The ‘Success’ of Insuring More People

Naturally, Klein also touts the fact that the uninsured rate appears to have dropped. However, whether one looks at the Gallup polls or the Census Bureau’s larger ACS polls, it appears that Year One of Obamacare may have reduced the uninsured rate roughly 1 percent from pre-recession levels. That is almost certainly good news for those who are newly insured through the exchanges (a number we cannot quantify). But it is also a milder form of the “if it saves even one child” argument. Obamacare comes with an enormous price tag, no matter how calculated. It is at the very least debatable that this cost, along with the other disruptions to people’s lives it has brought, was worth insuring a few more people. Progressives have great hopes that the program will insure millions more, but given that working- and middle class people gave it a pass in Year One, it is difficult to presume they will be happy if they are forced into it in the future.

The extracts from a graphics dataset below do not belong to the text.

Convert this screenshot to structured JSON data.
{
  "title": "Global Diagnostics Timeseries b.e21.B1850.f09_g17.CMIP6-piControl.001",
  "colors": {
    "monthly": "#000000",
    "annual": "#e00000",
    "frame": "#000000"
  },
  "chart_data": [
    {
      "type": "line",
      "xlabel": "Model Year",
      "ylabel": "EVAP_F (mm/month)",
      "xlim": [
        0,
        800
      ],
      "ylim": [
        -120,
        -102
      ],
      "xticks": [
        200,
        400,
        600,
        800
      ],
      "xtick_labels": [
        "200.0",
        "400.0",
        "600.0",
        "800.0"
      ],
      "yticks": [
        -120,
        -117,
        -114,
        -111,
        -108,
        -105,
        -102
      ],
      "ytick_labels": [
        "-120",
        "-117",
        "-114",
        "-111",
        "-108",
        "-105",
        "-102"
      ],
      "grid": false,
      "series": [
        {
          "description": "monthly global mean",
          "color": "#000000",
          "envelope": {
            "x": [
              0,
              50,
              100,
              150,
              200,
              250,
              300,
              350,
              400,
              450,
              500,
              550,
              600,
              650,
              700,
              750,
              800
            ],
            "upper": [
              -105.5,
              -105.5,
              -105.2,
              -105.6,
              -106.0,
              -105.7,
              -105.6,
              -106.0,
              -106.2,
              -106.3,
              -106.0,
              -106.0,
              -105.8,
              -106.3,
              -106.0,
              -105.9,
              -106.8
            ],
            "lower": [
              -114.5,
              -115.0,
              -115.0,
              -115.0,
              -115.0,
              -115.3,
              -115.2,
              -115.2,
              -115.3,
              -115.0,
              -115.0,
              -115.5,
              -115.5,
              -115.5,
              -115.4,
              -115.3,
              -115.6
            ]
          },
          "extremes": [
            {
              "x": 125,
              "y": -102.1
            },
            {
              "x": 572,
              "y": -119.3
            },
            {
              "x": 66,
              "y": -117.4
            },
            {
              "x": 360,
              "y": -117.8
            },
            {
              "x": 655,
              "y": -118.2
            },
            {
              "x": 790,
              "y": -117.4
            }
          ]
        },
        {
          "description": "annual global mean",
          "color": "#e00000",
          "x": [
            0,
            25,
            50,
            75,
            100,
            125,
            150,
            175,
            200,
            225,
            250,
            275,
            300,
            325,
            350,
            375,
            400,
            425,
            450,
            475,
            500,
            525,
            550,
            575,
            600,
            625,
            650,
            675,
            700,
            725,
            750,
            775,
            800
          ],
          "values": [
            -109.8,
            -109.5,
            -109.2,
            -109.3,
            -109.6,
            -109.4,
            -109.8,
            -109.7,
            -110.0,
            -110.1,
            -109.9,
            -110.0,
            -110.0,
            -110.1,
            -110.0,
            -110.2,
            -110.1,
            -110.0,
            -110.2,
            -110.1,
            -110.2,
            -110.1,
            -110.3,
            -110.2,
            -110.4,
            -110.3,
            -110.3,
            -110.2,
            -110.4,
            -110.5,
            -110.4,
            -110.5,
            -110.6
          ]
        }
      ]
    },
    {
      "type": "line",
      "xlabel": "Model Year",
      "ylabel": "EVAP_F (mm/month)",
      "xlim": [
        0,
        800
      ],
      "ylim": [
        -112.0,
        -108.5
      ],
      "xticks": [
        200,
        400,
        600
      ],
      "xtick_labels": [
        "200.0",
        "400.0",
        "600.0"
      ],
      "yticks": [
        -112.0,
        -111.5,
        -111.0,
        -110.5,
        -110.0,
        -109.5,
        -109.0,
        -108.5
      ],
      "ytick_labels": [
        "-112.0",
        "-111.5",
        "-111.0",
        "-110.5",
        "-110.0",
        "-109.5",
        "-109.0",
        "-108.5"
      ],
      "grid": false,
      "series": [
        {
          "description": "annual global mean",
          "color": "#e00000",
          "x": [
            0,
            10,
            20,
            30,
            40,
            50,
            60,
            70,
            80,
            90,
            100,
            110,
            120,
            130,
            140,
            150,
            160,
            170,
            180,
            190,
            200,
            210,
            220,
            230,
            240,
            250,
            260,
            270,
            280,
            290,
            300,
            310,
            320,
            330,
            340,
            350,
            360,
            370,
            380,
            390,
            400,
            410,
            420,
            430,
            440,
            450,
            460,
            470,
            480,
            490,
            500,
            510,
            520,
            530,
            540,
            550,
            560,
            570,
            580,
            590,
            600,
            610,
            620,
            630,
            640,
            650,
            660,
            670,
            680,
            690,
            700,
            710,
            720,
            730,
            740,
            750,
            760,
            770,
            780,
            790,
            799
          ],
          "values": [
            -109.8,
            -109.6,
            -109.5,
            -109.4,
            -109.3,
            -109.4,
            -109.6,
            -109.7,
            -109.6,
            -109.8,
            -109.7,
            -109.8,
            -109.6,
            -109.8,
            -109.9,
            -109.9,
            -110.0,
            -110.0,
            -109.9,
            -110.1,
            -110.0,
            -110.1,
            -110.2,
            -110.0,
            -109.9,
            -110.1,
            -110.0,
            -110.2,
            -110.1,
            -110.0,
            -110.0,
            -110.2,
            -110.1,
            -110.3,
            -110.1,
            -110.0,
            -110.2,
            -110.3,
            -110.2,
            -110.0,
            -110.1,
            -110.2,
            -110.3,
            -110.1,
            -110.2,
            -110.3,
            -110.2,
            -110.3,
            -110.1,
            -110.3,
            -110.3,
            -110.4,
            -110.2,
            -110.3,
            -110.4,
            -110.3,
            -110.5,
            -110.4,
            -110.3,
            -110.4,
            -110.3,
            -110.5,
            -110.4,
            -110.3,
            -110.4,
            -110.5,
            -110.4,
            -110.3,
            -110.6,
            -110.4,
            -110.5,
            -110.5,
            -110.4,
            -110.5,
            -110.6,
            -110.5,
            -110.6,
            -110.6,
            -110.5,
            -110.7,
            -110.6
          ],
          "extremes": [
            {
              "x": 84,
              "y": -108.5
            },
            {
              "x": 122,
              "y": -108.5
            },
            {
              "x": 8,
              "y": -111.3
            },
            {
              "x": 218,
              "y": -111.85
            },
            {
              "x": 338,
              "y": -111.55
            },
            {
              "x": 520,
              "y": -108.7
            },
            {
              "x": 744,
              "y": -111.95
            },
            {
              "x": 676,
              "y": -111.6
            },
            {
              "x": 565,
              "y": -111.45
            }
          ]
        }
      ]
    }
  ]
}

In sum, after its first full year, Obamacare has cost more and enrolled fewer than originally predicted. It has enrolled millions in a broken, ineffective program. It has interfered with people’s established medical relationships. People using the program tend to have more negative reviews than positive ones. Its few cost controls are widely believed by experts to be unsustainable. Perhaps these reasons, and not the existence of conservative media, are the real obstacles to Progressives’ efforts to declare Obamacare a success.